Oleh: Alfi Saifullah
PWMU.CO – Narasi tentang Kiai Mukhid kembali bergulir. Kisah seorang ulama, penggerak pendidikan, sekaligus guru yang bergelar “Malaikat”. Cerita-cerita ini hadir mengobati dahaga di tengah krisis keteladanan.
1. Ketegasan dan Gelar “Malaikat”
Kiai Mukhid dan istilah “Malaikat” seperti dua sisi mata uang yang tak terpisahkan. Gelar itu muncul dari murid-muridnya, yang menggambarkan ketegasan sang Kiai dalam mendisiplinkan mereka.
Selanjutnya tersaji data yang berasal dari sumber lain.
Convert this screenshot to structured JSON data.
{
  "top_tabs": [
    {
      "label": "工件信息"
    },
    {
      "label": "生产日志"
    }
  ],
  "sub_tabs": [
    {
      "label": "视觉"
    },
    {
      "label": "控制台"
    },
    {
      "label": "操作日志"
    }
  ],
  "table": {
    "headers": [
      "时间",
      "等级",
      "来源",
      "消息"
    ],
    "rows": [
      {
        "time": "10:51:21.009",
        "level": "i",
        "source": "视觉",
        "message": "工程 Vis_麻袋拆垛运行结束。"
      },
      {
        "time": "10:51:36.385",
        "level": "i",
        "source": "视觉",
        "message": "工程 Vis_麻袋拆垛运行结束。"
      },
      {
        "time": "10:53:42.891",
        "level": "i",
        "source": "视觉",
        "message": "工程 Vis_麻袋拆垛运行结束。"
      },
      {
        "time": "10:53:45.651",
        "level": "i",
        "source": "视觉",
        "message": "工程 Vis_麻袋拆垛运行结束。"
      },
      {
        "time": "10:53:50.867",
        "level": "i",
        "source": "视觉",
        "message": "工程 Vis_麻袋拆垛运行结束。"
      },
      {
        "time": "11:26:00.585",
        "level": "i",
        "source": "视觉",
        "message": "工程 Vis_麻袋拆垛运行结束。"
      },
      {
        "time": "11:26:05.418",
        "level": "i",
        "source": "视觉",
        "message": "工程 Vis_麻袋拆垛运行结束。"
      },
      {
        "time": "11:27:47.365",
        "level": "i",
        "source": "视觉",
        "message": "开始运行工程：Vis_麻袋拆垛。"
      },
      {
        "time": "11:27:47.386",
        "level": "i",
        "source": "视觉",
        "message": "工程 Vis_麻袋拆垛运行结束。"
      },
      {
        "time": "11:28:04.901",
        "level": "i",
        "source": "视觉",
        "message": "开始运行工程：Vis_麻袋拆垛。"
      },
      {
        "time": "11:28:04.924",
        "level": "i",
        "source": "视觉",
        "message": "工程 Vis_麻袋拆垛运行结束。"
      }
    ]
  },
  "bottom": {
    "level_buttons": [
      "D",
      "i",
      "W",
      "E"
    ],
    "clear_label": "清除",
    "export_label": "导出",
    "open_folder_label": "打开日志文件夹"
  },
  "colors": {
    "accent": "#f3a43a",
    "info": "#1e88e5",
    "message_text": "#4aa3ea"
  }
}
“Kudu siap, lek praktek sholat gak gowo sarung alamat di samblek” (harus siap, jika praktik salat tidak membawa sarung, pasti akan dihukum), kenang Sugeng, salah satu muridnya.
Beberapa murid lain mengingat bagaimana Kiai Mukhid membawa penggaris besar untuk menghukum mereka yang tidak hafal surat-surat pendek atau melanggar aturan.
Ketegasan ini dibarengi dengan kepedulian yang besar. Ia bahkan rela mencari murid-murid yang tidak melaksanakan salat, mengelilingi Masjid At-Taqwa hingga menemukan mereka.
2. Ketegasan dalam Kebersahajaan
Pada suatu malam di kedai STMJ Mas Agus, Kiai Mukhid tampak menikmati segelas STMJ sembari menunggu mobil travel untuk perjalanan tabligh Muhammadiyah di Ponorogo. Rizal, salah seorang pengunjung, membayarkan minuman Kiai Mukhid sebagai bentuk penghormatan.
“Gawe nebus, bek menowo mbiyen ayahku nduweni salah nang Pak Mukhid,” (untuk menebus, barangkali dulu ayahku pernah berbuat salah kepada Pak Mukhid) ujar Rizal.
Flashback ke masa lalu, Kiai Mukhid pernah berdebat sengit dengan KH. Drs. Hasan Budiman dari PCNU Batu. Meski berbeda pandangan, perdebatan itu berakhir damai berkat mediasi pihak militer setempat.
3. Prinsip dan Humor dalam Dakwah
Kiai Mukhid dikenal tegas dalam menjalankan prinsip hidupnya:
- Hindari masalah dengan bank (jangan berutang).
- Hindari masalah dengan polisi (jangan melanggar hukum).
- Hindari masalah dengan dokter (jaga kesehatan).
Ia juga sering menyelipkan humor dalam nasihatnya, seperti saat mengajarkan bacaan surah Al-Ikhlas: “Katakan, Qul huwallahu ahad. Jangan katakan, Kul huwallahu ahad. Jika dibaca kul, artinya ‘makanlah Allah Yang Maha Esa’.”
4. Sosok Sederhana dan Mandiri
Menurut putrinya, Bu Ninik Mukhid, Kiai Mukhid adalah sosok sederhana yang mandiri hingga usia senja. Ia bahkan mencuci dan menyetrika bajunya sendiri untuk menjaga tubuh tetap aktif.
Sebelum wafat, ia memohon kepada Allah agar diberikan sakit hanya selama seminggu, agar anak-anaknya memiliki kesempatan merawatnya tanpa terlalu merasa terbebani.
Permohonan itu dikabulkan. Beberapa hari sebelum wafat, ia sempat berkata, “Aku tidak mau meninggal di sini (ICU), aku mau meninggal di masjid.” Beberapa hari kemudian, setelah menunaikan salat tahajud, Kiai Mukhid menghadap Sang Khalik.
“Wahai jiwa-jiwa yang tenang! Kembalilah kepada Tuhanmu dengan hati yang rida dan diridai-Nya. Maka masuklah ke dalam golongan hamba-hamba-Ku, dan masuklah ke dalam surga-Ku.”